What do annotators annotate?
An analysis of language teachers’ corpus pedagogical annotation.

Presented at the 8th international Teaching and Language Corpora conference, Lisbon

The paper presented at TALC 2008 includes different annexes that for lack of space cannot possibly be published along with the text. Here you can access them:

1. Introduction to the rationale behind corpus linguistics, the role of annotation in corpus linguistics and the relevance of annotation in the context of pedagogically-relevant corpora.

2. A video tutorial of SACODEYL Annotator.

3. Transcript of the text annotated by informants.


The System Aided Compilation and Open Distribution of European Youth Language (SACODEYL) EU initiative attempts to bring corpus-based materials and language learning experiences into the spotlight by implementing pedagogical annotation on multimedia, multilingual corpora of young Europeans aged between 13 and 18 years. In order to explore the potential use of pedagogical annotation by FLT professionals outside the SACODEYL consortium, we have conducted two case studies on the annotation of an interview which integrates the English corpus of SACODEYL.
One of the most neglected areas of research in corpus-based language teaching is the pedagogical annotation of corpora, .The studies that deal with this emerging area are scarce, dealing mainly with theoretical aspects (Braun 2005, 2006, 2007) and practical implementation issues (Pérez-Paredes and Alcaraz 2007). The pedagogical annotation of corpora varies significantly from the traditional linguistic focus on POS tagging, which, in turn, has dominated the TALC community debate. The latter is more concerned with the linguistic interpretation of data in the light of sampling, representativeness and expert appreciation of segmented discourse in context (Braun, Berglund and Pérez-Paredes 2007). In FLT contexts, however, pedagogic annotation may well serve a role of mediation between learners and corpus-based materials.
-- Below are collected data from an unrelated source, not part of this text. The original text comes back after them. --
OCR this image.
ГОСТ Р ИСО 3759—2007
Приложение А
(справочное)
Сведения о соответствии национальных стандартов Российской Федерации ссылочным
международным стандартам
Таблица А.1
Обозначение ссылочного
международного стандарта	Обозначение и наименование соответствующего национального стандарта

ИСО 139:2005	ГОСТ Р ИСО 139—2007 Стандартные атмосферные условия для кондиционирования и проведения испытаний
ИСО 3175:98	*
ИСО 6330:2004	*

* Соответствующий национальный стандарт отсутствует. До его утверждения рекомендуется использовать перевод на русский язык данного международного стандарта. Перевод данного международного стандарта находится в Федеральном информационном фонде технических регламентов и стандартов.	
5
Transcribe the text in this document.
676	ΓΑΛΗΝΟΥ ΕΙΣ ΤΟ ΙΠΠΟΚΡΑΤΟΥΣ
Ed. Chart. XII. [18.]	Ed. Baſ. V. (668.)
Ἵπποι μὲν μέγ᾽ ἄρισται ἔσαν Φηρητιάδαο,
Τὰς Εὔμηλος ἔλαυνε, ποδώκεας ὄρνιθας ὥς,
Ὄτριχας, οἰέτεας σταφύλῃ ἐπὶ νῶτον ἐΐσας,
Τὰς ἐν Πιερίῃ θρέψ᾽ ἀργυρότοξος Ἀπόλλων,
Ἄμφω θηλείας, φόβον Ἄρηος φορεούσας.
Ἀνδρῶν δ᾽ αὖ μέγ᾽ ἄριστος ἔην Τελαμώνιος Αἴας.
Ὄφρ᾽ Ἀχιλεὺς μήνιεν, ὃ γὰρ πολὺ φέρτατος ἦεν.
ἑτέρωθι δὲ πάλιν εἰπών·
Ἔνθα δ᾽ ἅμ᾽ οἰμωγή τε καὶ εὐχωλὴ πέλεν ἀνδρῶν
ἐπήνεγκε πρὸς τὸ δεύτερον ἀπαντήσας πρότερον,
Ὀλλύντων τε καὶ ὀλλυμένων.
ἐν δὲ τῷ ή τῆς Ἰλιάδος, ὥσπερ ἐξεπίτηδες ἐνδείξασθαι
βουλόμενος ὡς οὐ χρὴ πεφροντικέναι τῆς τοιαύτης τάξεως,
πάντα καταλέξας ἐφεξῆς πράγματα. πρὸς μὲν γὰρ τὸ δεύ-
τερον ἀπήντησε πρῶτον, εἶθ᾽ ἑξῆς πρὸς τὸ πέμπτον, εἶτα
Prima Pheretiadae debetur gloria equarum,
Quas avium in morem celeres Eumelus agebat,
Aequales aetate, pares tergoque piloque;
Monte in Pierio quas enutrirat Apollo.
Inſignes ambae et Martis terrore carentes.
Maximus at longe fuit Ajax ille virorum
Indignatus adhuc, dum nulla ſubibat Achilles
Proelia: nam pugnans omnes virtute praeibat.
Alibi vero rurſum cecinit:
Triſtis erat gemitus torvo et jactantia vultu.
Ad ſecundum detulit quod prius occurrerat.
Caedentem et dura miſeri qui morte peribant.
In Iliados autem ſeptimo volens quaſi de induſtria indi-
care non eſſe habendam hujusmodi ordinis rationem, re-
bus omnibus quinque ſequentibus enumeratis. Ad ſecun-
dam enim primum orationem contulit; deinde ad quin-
The two case studies we report involved professionals of different background and training experience. Both were exposed to a 90-minute training session which included (1) a short introduction to the role of annotation in corpus linguistics; (2) a tutorial of the annotation tool used for the annotation of SACODEYL corpora and, finally, (3) the underlying reasons why pedagogic annotation may be of interest in the context of FLT. Before the annotation task, the teachers watched the interview and were given a transcript of the interview. After that, they were prompted to annotate an interview which integrates the English component of SACODEYL for 90 minutes.
Our research discusses quantitative as well as qualitative data that emerges from the annotations analyzed. The former include an analysis of different levels of annotation relevant in pedagogical corpus annotation (corpus, text and section levels) and different measures concerning the categories and keywords annotated. The qualitative information we have considered incorporates background data of the annotators as well as insights into the mediation role underlying the annotating task of the teachers in the study. Despite the explorative scope of our study, the results show that, while retaining significant differences in terms of the annotation items targeted, the annotations share a common understanding of the role and scope of pedagogic annotation in language teaching. These results reveal that pedagogical annotation may become an important tool in a situation where teachers organize language learning experiences around the use of ad-hoc, teacher-led corpus-based materials that focus on the specific needs of learners, as opposed to situations which make use of either raw texts, where no annotation is available, or POS tagged corpora. The authors suggest that further research will be necessary to establish more solid links between pedagogical annotation and needs-driven selection of corpus-based materials in the language classroom.